- Wieczorami słychać przeraźliwy kwik świń, a poza tym głosy ludzi, którzy je poganiają - dodaje Zbigniew Kowalski, mieszkaniec ul. Górnej. - Od samego początku byłem przeciwny budowie zakładu. Kupiłem tu działkę, pobudowałem dom, bo kiedyś to była atrakcyjna okolica. Skąd mogłem przewidzieć, że w tym miejscu powstanie ubojnia?
Mieszkańcy zarzucają również ubojni, że ta wywozi gnojowicę na pobliskie pola. Temu stanowczo zaprzeczyła Anna Siwiak, dyrektor generalny Pini Polonia, która również pojawiła się na spotkaniu. - Jesteśmy sąsiadami, strzelanie do siebie nie ma sensu - mówiła. - Ubojnia jest największym tego typu przedsiębiorstwem w Polsce. Zatrudnia setki ludzi, którzy mają kredyty, rodziny na utrzymaniu. Nie można o nich zapominać.

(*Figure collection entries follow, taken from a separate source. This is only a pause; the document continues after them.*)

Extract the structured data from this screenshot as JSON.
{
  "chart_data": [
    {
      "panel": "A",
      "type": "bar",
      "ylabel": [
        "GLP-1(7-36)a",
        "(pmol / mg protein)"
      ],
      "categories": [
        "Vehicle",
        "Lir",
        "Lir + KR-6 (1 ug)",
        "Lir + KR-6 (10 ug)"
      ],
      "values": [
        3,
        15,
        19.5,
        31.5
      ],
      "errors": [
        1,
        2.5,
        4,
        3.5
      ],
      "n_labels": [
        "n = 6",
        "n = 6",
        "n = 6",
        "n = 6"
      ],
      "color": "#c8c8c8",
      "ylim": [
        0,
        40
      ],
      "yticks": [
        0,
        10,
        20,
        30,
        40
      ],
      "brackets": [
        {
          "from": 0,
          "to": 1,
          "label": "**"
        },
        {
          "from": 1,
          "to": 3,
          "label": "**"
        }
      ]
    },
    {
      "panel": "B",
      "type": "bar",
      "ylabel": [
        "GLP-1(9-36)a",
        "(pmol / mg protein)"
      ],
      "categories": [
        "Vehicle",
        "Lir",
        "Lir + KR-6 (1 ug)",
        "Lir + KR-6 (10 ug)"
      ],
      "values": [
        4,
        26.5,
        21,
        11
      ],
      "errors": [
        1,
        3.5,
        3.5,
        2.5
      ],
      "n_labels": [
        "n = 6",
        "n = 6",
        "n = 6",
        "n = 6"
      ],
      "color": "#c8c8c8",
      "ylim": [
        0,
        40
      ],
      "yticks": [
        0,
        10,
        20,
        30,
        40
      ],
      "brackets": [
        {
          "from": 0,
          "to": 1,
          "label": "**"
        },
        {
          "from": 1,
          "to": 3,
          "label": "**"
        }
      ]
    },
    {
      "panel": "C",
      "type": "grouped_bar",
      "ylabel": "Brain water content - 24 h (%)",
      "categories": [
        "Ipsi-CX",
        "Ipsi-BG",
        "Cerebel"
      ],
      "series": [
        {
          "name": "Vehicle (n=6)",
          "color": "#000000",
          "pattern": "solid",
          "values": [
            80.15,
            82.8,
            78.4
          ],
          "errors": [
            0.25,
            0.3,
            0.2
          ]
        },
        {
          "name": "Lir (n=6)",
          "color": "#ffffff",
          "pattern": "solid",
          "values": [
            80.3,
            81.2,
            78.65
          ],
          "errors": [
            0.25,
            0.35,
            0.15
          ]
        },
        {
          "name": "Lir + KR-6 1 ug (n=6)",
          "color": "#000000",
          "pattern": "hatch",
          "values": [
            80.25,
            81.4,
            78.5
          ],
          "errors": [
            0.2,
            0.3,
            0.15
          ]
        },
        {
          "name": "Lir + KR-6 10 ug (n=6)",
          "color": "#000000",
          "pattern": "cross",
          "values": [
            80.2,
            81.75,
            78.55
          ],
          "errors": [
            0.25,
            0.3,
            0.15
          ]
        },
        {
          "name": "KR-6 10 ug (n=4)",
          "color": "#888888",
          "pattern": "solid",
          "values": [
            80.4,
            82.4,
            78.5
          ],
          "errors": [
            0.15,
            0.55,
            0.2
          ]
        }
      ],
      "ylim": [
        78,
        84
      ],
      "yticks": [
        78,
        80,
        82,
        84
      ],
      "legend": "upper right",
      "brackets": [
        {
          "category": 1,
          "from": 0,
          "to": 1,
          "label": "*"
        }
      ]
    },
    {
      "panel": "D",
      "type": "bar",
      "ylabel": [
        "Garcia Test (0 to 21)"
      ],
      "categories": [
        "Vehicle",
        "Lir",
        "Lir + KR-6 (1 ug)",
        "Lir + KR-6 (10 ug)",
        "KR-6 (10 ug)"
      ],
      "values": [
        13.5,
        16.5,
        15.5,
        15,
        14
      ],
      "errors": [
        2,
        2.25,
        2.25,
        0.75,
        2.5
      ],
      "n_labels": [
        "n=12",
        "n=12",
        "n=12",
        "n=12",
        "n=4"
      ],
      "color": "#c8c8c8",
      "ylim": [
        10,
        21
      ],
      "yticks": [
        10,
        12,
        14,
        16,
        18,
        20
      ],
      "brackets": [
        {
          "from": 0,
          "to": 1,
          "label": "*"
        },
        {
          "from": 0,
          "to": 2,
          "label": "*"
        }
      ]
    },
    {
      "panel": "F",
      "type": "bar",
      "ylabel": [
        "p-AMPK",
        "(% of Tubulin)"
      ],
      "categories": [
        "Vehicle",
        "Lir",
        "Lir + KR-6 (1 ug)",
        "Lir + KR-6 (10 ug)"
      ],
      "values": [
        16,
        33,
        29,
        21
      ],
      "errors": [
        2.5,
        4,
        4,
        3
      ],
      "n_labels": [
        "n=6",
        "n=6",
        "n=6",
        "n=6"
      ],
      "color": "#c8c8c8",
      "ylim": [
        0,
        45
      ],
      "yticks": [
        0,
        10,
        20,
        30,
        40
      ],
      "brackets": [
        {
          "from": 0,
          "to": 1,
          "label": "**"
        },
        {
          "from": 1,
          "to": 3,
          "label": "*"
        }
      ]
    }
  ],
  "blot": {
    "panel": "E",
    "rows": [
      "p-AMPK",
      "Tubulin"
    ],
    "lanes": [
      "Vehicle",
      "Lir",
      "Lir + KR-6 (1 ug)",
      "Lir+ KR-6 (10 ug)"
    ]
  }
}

Mieszkańcy przekonywali z kolei, że nie zależy im na zamykaniu Pini. Chcą jedynie, aby sąsiedztwo ubojni przestało być dla nich uciążliwe. Kilka dni temu przedsiębiorstwo zamontowało ekrany akustyczne. Mieszkańcy oraz radni proponują również, by zadaszyć miejsce rozładunku świń. Siwiak podczas spotkania zapewniła, że przedsiębiorstwo uczyni wszystko, aby poprawić komfort życia w sąsiedztwie ubojni.